ThinkDSP¶

This notebook contains code examples from Chapter 8: Filtering and Convolution

License: Creative Commons Attribution 4.0 International

In [1]:

# Get thinkdsp.py

import os

if not os.path.exists('thinkdsp.py'):
    !wget https://github.com/AllenDowney/ThinkDSP/raw/master/code/thinkdsp.py

In [2]:

import numpy as np
import matplotlib.pyplot as plt

from thinkdsp import decorate

In [3]:

# suppress scientific notation for small numbers
np.set_printoptions(precision=3, suppress=True)

Smoothing¶

As the first example, I'll look at daily closing stock prices for Facebook, from its IPO on 2012-05-18 to 2020-03-27 (note: the dataset includes only trading days )

In [4]:

if not os.path.exists('FB_2.csv'):
    !wget https://github.com/AllenDowney/ThinkDSP/raw/master/code/FB_2.csv

In [5]:

import pandas as pd

df = pd.read_csv('FB_2.csv', header=0, parse_dates=[0])
df.head()

Out[5]:

	Date	Open	High	Low	Close	Adj Close	Volume
0	2012-05-18	42.049999	45.000000	38.000000	38.230000	38.230000	573576400
1	2012-05-21	36.529999	36.660000	33.000000	34.029999	34.029999	168192700
2	2012-05-22	32.610001	33.590000	30.940001	31.000000	31.000000	101786600
3	2012-05-23	31.370001	32.500000	31.360001	32.000000	32.000000	73600000
4	2012-05-24	32.950001	33.209999	31.770000	33.029999	33.029999	50237200

In [6]:

df.tail()

Out[6]:

	Date	Open	High	Low	Close	Adj Close	Volume
1972	2020-03-23	149.660004	152.309998	142.250000	148.100006	148.100006	29830800
1973	2020-03-24	155.210007	161.309998	152.570007	160.979996	160.979996	30440400
1974	2020-03-25	158.919998	162.990005	153.059998	156.210007	156.210007	35184300
1975	2020-03-26	158.250000	164.000000	157.020004	163.339996	163.339996	26556800
1976	2020-03-27	158.199997	160.089996	154.750000	156.789993	156.789993	24861900

Extract the close prices and days since start of series:

In [7]:

close = df['Close']
dates = df['Date']
days = (dates - dates[0]) / np.timedelta64(1,'D')

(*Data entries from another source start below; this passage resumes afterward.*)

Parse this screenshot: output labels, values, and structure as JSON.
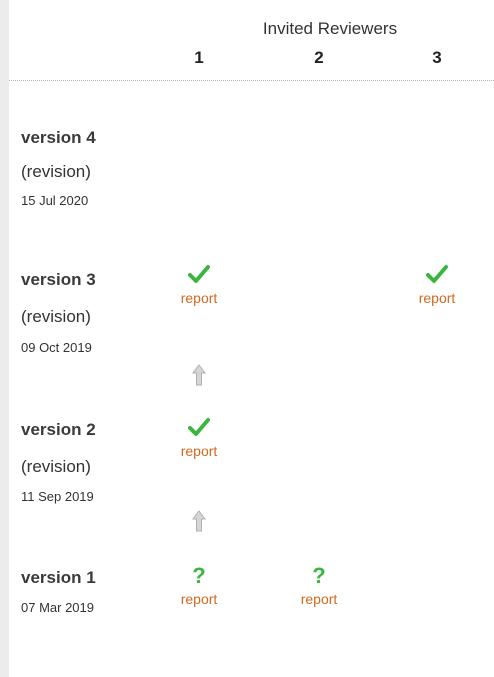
{
  "header": {
    "title": "Invited Reviewers",
    "columns": [
      "1",
      "2",
      "3"
    ]
  },
  "versions": [
    {
      "label": "version 4",
      "type": "(revision)",
      "date": "15 Jul 2020",
      "reviews": []
    },
    {
      "label": "version 3",
      "type": "(revision)",
      "date": "09 Oct 2019",
      "reviews": [
        {
          "reviewer": 1,
          "status": "approved",
          "icon": "check-icon",
          "link": "report"
        },
        {
          "reviewer": 3,
          "status": "approved",
          "icon": "check-icon",
          "link": "report"
        }
      ]
    },
    {
      "label": "version 2",
      "type": "(revision)",
      "date": "11 Sep 2019",
      "reviews": [
        {
          "reviewer": 1,
          "status": "approved",
          "icon": "check-icon",
          "link": "report"
        }
      ]
    },
    {
      "label": "version 1",
      "date": "07 Mar 2019",
      "reviews": [
        {
          "reviewer": 1,
          "status": "pending",
          "icon": "question-mark-icon",
          "link": "report"
        },
        {
          "reviewer": 2,
          "status": "pending",
          "icon": "question-mark-icon",
          "link": "report"
        }
      ]
    }
  ],
  "colors": {
    "check": "#3cb540",
    "question": "#3cb540",
    "report_link": "#d2691e",
    "arrow": "#c8c8c8"
  }
}
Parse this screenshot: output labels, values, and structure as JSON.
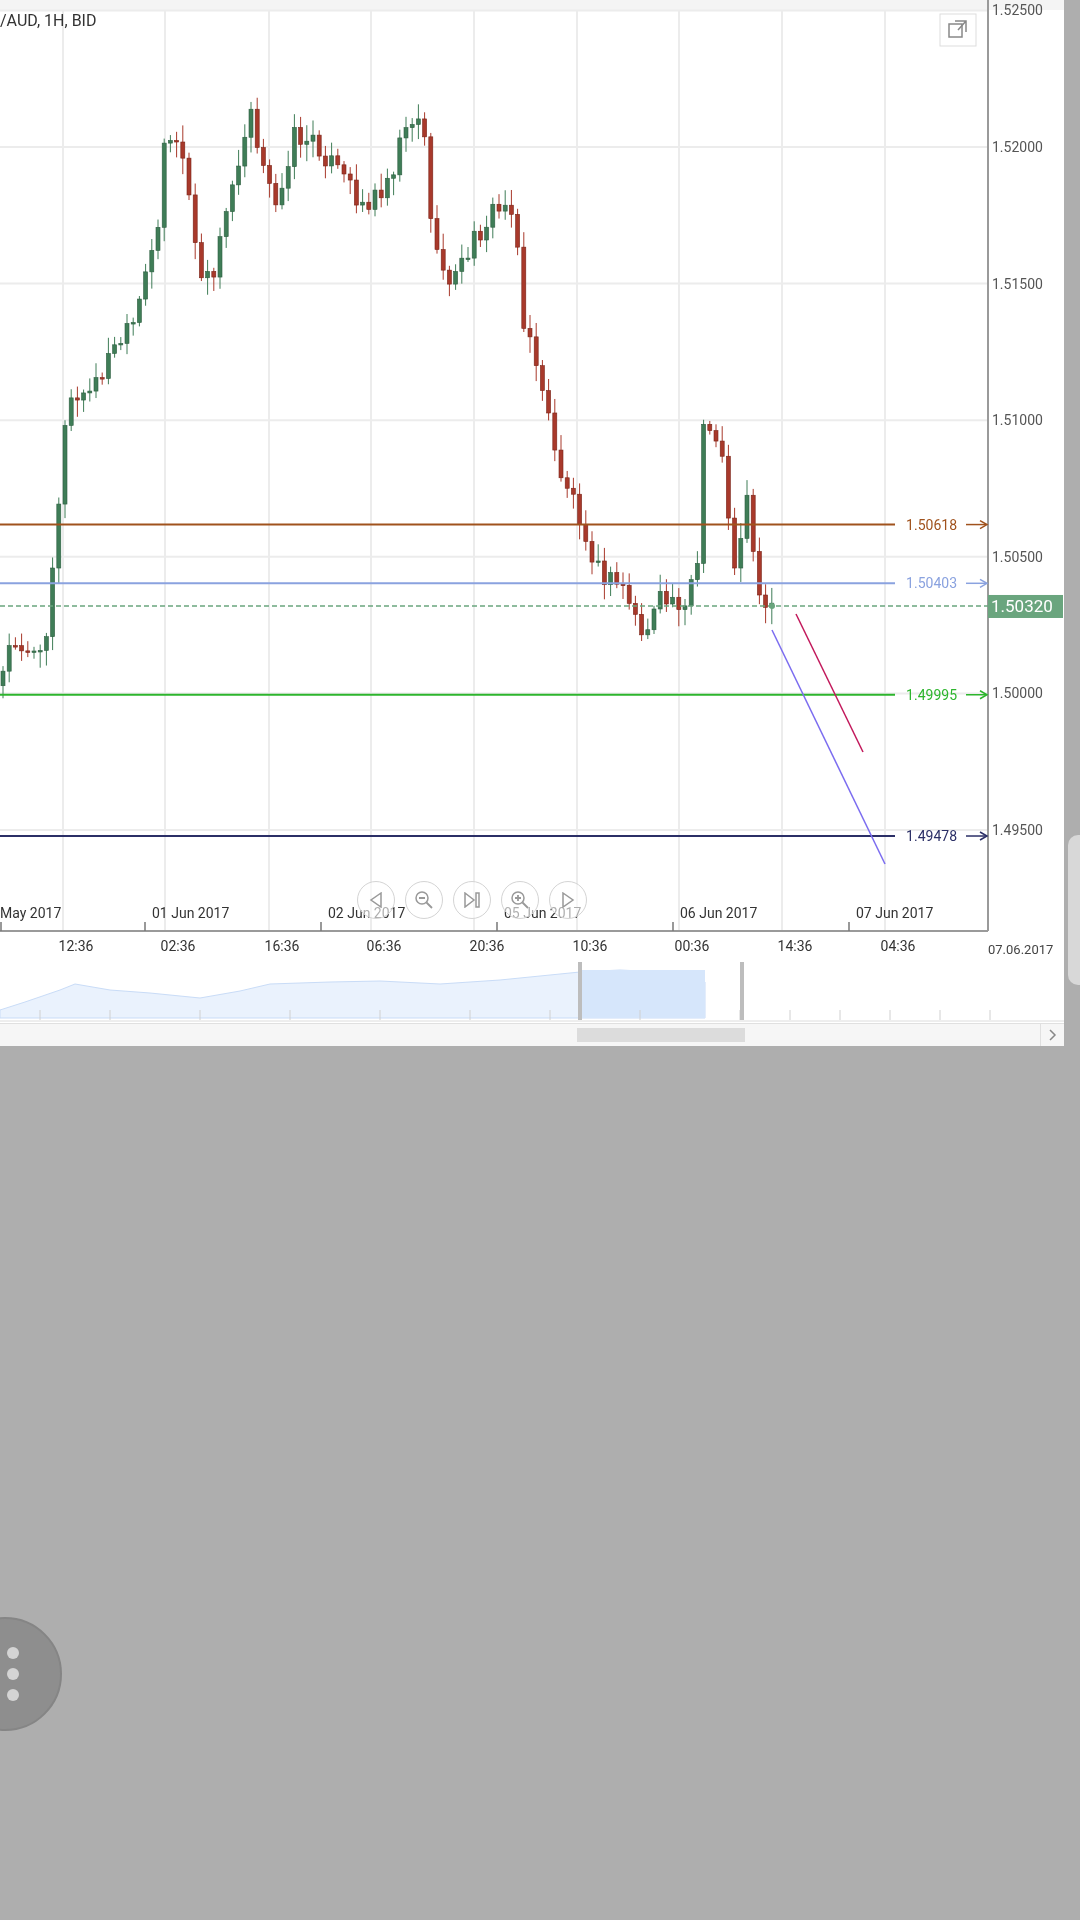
{
  "chart": {
    "title": "/AUD, 1H, BID",
    "y_ticks": [
      "1.52500",
      "1.52000",
      "1.51500",
      "1.51000",
      "1.50500",
      "1.50000",
      "1.49500"
    ],
    "price_levels": [
      {
        "label": "1.50618",
        "color": "#a0521d"
      },
      {
        "label": "1.50403",
        "color": "#8aa2df"
      },
      {
        "label": "1.49995",
        "color": "#2db52d"
      },
      {
        "label": "1.49478",
        "color": "#2b2f66"
      }
    ],
    "current_price": {
      "label": "1.50320",
      "color": "#6aa57e"
    },
    "date_labels": [
      "May 2017",
      "01 Jun 2017",
      "02 Jun 2017",
      "05 Jun 2017",
      "06 Jun 2017",
      "07 Jun 2017"
    ],
    "time_labels": [
      "12:36",
      "02:36",
      "16:36",
      "06:36",
      "20:36",
      "10:36",
      "00:36",
      "14:36",
      "04:36"
    ],
    "end_date": "07.06.2017"
  }
}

Make a window to compute a 30-day moving average and convolve the window with the data. The valid flag means the convolution is only computed where the window completely overlaps with the signal.

In [8]:

M = 30
window = np.ones(M)
window /= sum(window)
smoothed = np.convolve(close, window, mode='valid')
smoothed_days = days[M//2: len(smoothed) + M//2]

Plot the original and smoothed signals.

In [9]:

plt.plot(days, close, color='gray', alpha=0.6, label='daily close')
plt.plot(smoothed_days, smoothed, color='C1', alpha=0.6, label='30 day average')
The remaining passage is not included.